Earlier this week, I had the pleasure of meeting with Peter Bregman, a renowned CEO consultant, best-selling author and frequent contributor to Harvard Business Review, Fast Company and Forbes. What I like about Peter is that his leadership insights are powerfully simple. When asked what sets great leaders apart, he shared two concepts that really hit home – especially for leaders in IT sourcing:
Great leaders have the ability to create space between an event and a reaction.
IT sourcing professionals are in the business of reacting. Whether it’s purchasing a new must-have solution for a particular division or upgrading support on a solution, every “event” requires swift action. Yet, the impetus is also the reason why most strategic sourcing efforts fall apart – particularly in contract negotiations where the pace is unpredictable and the stakes are high.
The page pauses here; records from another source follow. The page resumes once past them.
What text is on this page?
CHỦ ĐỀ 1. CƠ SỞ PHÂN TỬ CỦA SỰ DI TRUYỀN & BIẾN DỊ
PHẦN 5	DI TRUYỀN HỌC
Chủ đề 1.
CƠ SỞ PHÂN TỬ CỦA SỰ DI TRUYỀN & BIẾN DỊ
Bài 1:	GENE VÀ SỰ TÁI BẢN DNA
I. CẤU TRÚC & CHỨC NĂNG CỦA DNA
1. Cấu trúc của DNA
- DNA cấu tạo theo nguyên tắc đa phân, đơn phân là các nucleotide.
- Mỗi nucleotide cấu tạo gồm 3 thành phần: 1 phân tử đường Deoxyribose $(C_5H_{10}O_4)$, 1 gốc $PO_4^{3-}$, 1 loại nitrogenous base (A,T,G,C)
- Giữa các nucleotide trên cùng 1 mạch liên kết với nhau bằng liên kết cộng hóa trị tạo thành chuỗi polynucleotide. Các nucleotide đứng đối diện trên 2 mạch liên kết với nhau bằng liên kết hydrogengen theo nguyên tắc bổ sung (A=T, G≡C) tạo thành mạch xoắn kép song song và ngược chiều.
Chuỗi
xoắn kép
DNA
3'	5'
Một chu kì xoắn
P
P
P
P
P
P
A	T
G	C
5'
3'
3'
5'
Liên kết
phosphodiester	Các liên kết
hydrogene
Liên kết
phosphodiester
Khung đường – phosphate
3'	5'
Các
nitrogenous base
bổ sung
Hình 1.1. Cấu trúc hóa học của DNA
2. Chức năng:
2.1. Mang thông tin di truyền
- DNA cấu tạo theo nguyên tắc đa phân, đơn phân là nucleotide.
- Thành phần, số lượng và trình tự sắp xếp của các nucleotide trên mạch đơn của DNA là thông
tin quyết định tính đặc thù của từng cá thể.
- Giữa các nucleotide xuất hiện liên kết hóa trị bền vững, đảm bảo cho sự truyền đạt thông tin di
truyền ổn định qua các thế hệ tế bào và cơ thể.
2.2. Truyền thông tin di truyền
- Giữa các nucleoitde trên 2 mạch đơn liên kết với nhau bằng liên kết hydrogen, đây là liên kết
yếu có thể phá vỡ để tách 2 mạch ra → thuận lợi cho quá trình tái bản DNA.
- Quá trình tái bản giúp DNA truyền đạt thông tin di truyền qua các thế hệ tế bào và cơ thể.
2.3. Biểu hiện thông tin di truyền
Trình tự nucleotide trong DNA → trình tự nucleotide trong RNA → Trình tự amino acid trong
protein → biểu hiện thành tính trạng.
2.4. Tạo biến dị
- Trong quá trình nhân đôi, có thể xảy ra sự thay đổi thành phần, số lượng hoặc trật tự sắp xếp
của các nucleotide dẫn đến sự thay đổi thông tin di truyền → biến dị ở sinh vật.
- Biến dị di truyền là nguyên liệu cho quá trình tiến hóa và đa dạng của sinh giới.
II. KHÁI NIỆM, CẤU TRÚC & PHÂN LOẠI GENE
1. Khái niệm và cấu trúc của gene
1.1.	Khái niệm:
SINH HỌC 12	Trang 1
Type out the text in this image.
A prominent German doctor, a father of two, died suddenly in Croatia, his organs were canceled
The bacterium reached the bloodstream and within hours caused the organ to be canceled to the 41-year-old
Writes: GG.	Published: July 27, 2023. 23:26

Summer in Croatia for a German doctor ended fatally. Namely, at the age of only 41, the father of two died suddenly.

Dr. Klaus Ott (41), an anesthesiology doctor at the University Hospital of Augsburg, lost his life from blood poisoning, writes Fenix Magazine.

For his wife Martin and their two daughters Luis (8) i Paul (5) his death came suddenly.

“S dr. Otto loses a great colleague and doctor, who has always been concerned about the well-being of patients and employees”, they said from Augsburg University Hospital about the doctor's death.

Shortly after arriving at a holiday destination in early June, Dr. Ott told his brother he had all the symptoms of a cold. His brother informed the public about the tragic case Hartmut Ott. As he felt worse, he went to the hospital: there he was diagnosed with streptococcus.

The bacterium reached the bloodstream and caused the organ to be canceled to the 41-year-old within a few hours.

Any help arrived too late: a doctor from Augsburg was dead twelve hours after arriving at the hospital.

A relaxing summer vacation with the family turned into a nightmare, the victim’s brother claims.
By creating space between an event and a reaction, IT sourcing has greater opportunity to engineer the desired outcome. In some cases, it’s paying a lower price and securing better discounts. In other cases, the desired outcome is better terms and conditions. Regardless, that space can now be filled with the analysis, insight and data that will create the desired outcome.
Great leaders focus less on improving weaknesses and more on promoting strengths.
American companies are trained to improve their weaknesses. It’s part of our performance management culture, and it pervades every aspect of business. As such, some leaders focus more on fixing issues than finding ways to showcase the strengths of their team.
This is highly evident in the IT purchasing process. Most IT sourcing groups lack insight into what other companies are paying for software, hardware and services. Some try to overcome this by conducting their own time-intensive price benchmarking exercises. Most don’t even know where to start, so they don’t benchmark at all. However, there are a select few that acknowledge their inability to conduct effective benchmarking exercises internally. Rather than waste time that could be spent on more impactful activities like vendor evaluations and supplier management, they turn to specialized outside resources to help with benchmarking. In effect, they are playing to their strengths and neutralizing their weaknesses.
IT sourcing is evolving and so are the leadership skills required to execute well. The ability to replace rushed reactions with “pause and engineer” will be the antidote to the increasingly complex IT purchase.